Report Date

06/07/2022

Case Against

Cardiff and Vale University Health Board

Subject

Clinical treatment in hospital

Case Reference Number

202005178

Outcome

Upheld in whole or in part

Ms L complained that the Health Board failed to take appropriate safety measures in applying an alcoholic solution of chlorhexidine (a substance used to sterilise the skin) whilst cannulating her baby daughter, M (inserting a thin tube into the vein to administer medication or drain fluid) in preparation for surgery. Ms L also complained that staff failed to change the continence sheet despite M’s groin being sprayed with chlorhexidine on multiple occasions.

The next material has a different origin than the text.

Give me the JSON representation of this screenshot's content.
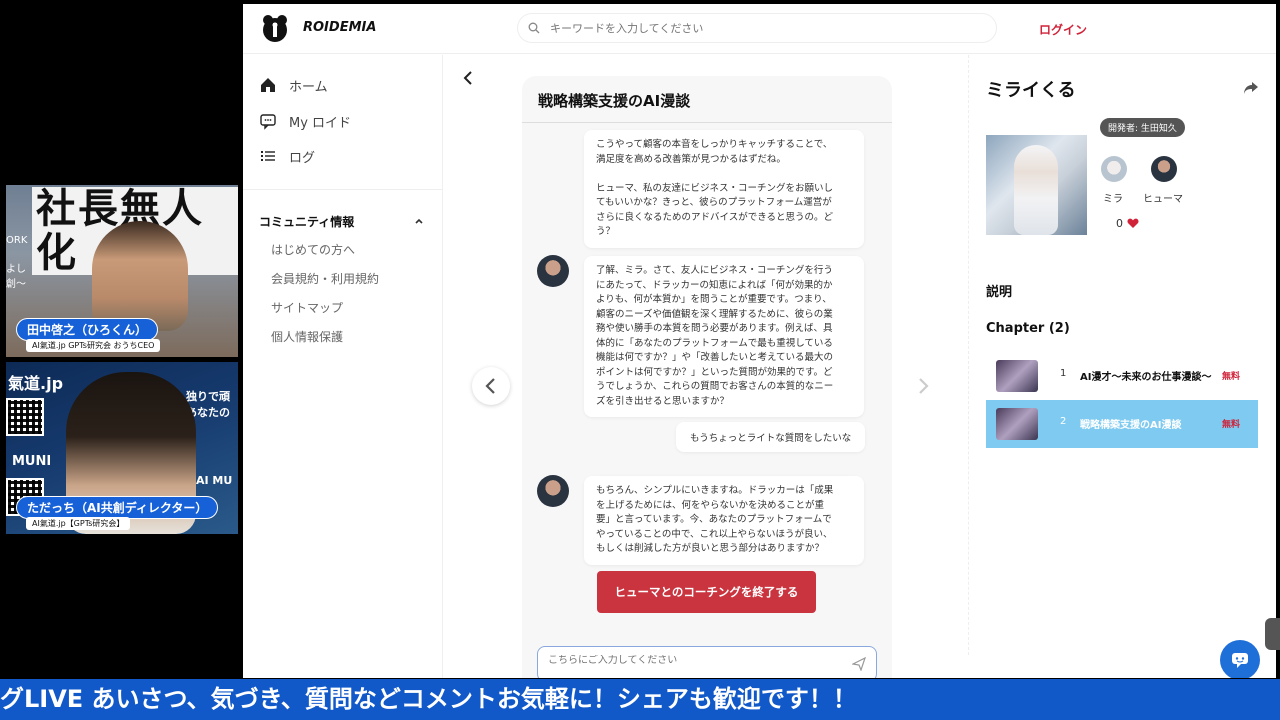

The Ombudsman upheld the complaint. The Ombudsman found it was very likely that M sustained burns through extended contact with chlorhexidine solution that had pooled on the continence sheet, and that appropriate safety measures were not taken, nor was the continence sheet changed as it should have been. The Ombudsman noted that the risks of skin damage from the use of chlorhexidine solutions were already known, and that a similar incident involving a baby had occurred within the Health Board 3years earlier. The Ombudsman noted that the solution had been applied using an unmetered spray, and that the Health Board should have considered the use of “prepsticks”,single use applicators with a sponge tip, as a safer alternative. The Ombudsman considered that the Health Board had failed to learn from the previous incident and national guidance, and that had it made changes to its procedures, the likelihood of M suffering burns could have been reduced. The Ombudsman also found that the Health Board’s response lacked openness and did not acknowledge that pooling was known to be a risk with the use of chlorhexidine solutions, or that a similar incident had previously occurred.

The Ombudsman recommended that within a month of the report, the Health Board apologise to Ms L and pay her a total of £1500 in recognition of the pain suffered by M, the distress, disruption and anxiety caused to her parents and the Health Board’s poor handling of her complaint. The Ombudsman further recommended that within 3 months of the report, the Health Board should review its procedures to ensure that prepsticks were used where clinically appropriate, and provide evidence that it had done so.